In October 1923, Arthur married Roberta Marshall (1899 - 1984). They had two sons, Arthur A. Wells Jr. (1924 - 1948) and Robert Marshall Wells (1927 - 2007). [As a sidebar, Roberta Marshall's sister, Ila Maire Marshall Cronin (1893 - 1955), was married to Daniel Cronin (1889 - 1938) of The Cronin China Company.]
Eventually, Arthur A. Wells became superintendent of the Laughlin plants in Newell, WV. After he retired in 1968, he was retained as a consultant.
Wells worked closely with the various designers during his years at the factory, including Frederick Rhead, Don Schreckengost, and Vincent Broomall. As a result, he was involved in the production of some of the most collected Homer Laughlin lines including Fiesta, Harlequin, OvenServe, Epicure, and many more. In his own words, "My chief accomplishment was the formation, production and sale of a new and superior type of Vitreous China, stronger, less costly to produce."
Arthur Wells was in charge of the American Potter Exhibit at the New York World's Fair in 1939 and 1940. He was also a lifetime member of the American Ceramic Society, a fellow of the Society, and a vice president in 1944. In 1936, Arthur was president of the United States Potters Association, the oldest association of manufacturers in the U.S. and in 1942 and 1943, he was president of the Ohio Ceramic Industries Association of Columbus, Ohio.
Arthur's hobbies included playing golf, hunting, and traveling.
A left-handed golfer, he won the Left Handed Golf Championship of Ohio in the mid 1930s and was president of the National Association of Left Handed Golfers in 1940.
Arthur traveled to Mexico, Central and South America, Europe, and Africa. In semi-business travel, his connection with the Homer Laughlin China Company gave him, "an entry into the great potteries of England and Europe. Four trips generated a number of international friendships."
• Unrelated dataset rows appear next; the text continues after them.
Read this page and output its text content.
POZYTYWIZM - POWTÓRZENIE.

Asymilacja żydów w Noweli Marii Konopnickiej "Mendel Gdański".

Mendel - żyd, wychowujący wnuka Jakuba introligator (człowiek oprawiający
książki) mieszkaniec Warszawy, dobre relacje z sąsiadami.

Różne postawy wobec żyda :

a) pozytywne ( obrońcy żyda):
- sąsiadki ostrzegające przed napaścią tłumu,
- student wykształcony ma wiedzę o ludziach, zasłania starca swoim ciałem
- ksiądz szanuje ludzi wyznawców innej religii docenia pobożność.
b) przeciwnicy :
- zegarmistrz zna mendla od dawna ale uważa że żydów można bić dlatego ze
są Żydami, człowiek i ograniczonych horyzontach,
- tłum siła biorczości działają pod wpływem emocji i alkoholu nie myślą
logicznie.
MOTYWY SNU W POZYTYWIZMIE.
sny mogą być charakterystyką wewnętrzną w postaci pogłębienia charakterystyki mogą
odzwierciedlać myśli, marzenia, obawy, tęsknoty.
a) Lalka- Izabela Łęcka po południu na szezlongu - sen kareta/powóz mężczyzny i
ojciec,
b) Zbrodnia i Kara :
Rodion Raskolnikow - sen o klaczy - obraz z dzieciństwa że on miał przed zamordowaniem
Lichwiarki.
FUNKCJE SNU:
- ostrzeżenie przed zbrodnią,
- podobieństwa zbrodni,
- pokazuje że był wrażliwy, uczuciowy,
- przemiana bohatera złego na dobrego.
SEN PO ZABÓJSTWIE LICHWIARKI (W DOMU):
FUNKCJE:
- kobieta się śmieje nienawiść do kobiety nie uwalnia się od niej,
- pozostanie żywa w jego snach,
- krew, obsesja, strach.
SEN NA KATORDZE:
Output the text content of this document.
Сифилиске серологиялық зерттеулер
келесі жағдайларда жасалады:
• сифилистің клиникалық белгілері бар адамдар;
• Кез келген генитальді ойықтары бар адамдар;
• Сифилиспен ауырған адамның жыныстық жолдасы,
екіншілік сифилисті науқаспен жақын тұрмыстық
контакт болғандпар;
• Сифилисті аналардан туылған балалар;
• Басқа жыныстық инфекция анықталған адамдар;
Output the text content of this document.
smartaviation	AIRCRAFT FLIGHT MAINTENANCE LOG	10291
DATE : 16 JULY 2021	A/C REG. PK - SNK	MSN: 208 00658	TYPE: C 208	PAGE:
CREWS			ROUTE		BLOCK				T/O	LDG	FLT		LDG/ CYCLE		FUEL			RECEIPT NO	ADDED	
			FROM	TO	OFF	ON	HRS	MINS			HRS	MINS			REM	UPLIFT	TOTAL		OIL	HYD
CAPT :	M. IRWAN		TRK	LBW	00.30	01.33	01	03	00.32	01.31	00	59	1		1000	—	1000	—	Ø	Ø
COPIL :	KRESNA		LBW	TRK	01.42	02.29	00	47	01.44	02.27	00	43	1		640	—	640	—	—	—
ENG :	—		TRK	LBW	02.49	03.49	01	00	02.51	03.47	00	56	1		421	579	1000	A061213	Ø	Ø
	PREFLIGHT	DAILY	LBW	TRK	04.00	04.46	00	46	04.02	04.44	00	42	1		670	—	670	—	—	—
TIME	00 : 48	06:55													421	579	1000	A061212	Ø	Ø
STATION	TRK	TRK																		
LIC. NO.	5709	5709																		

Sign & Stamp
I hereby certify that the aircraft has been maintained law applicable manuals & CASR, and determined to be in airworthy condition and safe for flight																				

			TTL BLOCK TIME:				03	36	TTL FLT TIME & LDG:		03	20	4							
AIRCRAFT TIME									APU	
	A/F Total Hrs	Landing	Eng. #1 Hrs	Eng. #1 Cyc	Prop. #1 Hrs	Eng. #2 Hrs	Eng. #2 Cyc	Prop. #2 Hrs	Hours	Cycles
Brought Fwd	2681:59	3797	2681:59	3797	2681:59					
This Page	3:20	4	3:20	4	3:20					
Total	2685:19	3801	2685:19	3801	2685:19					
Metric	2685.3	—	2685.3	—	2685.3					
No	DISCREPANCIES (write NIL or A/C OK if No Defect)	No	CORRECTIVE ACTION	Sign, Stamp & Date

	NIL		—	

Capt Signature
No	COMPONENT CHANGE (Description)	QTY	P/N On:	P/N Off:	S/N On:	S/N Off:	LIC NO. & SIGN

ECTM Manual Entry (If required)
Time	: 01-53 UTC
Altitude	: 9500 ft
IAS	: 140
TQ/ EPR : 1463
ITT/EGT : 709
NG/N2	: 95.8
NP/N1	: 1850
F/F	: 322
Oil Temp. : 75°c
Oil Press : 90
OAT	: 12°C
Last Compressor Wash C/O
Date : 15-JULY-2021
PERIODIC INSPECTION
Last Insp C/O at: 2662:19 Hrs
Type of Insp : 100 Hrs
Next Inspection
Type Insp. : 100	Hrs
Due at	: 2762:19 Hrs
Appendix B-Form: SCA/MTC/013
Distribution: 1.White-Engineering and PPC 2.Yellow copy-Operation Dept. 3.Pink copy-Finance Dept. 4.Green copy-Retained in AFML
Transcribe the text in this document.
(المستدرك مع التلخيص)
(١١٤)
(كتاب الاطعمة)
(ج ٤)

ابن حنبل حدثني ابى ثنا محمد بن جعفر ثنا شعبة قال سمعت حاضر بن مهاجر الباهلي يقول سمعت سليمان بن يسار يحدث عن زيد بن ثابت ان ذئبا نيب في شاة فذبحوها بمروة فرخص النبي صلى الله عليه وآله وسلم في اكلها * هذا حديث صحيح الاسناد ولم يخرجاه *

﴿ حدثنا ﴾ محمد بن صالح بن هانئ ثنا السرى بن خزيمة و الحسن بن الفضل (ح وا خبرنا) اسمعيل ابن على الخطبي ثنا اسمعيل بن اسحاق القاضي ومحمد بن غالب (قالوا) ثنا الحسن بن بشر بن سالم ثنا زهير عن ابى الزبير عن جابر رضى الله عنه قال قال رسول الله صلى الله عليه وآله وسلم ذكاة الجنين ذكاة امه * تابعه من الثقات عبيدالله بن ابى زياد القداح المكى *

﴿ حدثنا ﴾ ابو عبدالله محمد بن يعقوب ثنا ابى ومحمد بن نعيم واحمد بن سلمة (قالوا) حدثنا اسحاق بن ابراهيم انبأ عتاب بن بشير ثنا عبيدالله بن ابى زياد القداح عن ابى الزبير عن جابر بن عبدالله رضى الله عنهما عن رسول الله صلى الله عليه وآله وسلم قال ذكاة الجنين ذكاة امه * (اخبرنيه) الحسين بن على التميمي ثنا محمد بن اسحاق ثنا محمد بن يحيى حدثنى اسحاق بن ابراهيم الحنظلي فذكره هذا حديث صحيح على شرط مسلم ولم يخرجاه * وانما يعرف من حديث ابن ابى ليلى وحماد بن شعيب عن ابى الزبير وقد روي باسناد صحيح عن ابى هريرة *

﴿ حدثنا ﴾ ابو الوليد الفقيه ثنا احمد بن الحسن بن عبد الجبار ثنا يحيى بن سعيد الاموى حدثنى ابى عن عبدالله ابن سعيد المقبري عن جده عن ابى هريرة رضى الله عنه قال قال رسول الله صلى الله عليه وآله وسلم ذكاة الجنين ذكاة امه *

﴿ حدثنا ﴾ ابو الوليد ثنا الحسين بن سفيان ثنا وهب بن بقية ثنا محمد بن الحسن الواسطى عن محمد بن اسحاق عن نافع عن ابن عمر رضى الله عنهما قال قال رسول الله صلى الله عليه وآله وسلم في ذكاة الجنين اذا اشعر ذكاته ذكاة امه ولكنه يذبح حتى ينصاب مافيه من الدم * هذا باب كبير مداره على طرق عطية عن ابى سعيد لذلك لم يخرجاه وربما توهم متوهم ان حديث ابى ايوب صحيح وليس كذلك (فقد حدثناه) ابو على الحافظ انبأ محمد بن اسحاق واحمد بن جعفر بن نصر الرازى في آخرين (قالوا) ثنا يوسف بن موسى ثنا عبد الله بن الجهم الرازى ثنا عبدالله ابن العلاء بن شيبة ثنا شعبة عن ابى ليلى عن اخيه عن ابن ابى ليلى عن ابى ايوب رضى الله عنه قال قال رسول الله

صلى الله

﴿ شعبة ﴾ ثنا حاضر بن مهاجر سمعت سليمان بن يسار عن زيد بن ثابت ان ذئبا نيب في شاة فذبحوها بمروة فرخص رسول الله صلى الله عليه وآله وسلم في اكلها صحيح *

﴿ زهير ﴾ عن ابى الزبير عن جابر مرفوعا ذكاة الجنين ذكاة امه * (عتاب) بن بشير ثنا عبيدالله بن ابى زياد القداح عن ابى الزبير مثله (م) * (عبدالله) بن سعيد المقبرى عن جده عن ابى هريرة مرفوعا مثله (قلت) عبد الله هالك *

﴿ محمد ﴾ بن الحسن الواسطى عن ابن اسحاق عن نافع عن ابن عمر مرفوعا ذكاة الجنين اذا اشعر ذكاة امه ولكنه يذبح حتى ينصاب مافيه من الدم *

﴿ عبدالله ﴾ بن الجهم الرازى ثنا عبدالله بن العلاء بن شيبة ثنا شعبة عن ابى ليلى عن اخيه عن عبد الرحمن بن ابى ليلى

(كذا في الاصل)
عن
Some of the clubs Arthur belonged to include: Princeton Club of New York, University Club of Pittsburgh, Duquesne Club, and the East Liverpool Country Club. He was also a lifetime member of the Elks Club.
From April 28 to May 18, 1929, The Ceramic Society of England and its president, William J. Gardner, visited the United States. Roughly thirty memebers (the exact number tends to vary slightly from one article to the next) were treated to tours and inspections of the various potteries in East Liverpool and Sebring, Ohio.
The following ran in The Evening Review on May 9, 1929:
"Mrs. Roberta Wells, wife of Arthur A. Wells, Homer Laughlin China company executive, is chairman of the committee entertaining women members of British pottery manufacturers' party, visiting in East Liverpool today. The visitors were guests at a luncheon at the home of Mrs. Homer J. Taylor, Park boulevard, at noon. A bridge and golf party was held at the [East Liverpool] Country Club, followed by tea at the Taylor home."
(At the time of the article, Homer J. Taylor was one of the directors of the American Chinaware Corporation.)
On May 17, 1929, Arthur Wells was mentioned in an article from the Pittsburgh Post-Gazette:
An executive of the Homer Laughlin China Company of Newell, W. Va., Arthur A. Wells delivered the address of welcome at a dinner given in the East Liverpool, Ohio Country Club in honor of 27 British ceramists after they inspected pottery plants in the Ohio River city. Wells is the youngest son of W. E. Wells, tariff expert and recognized spokesman of the American ceramic industry.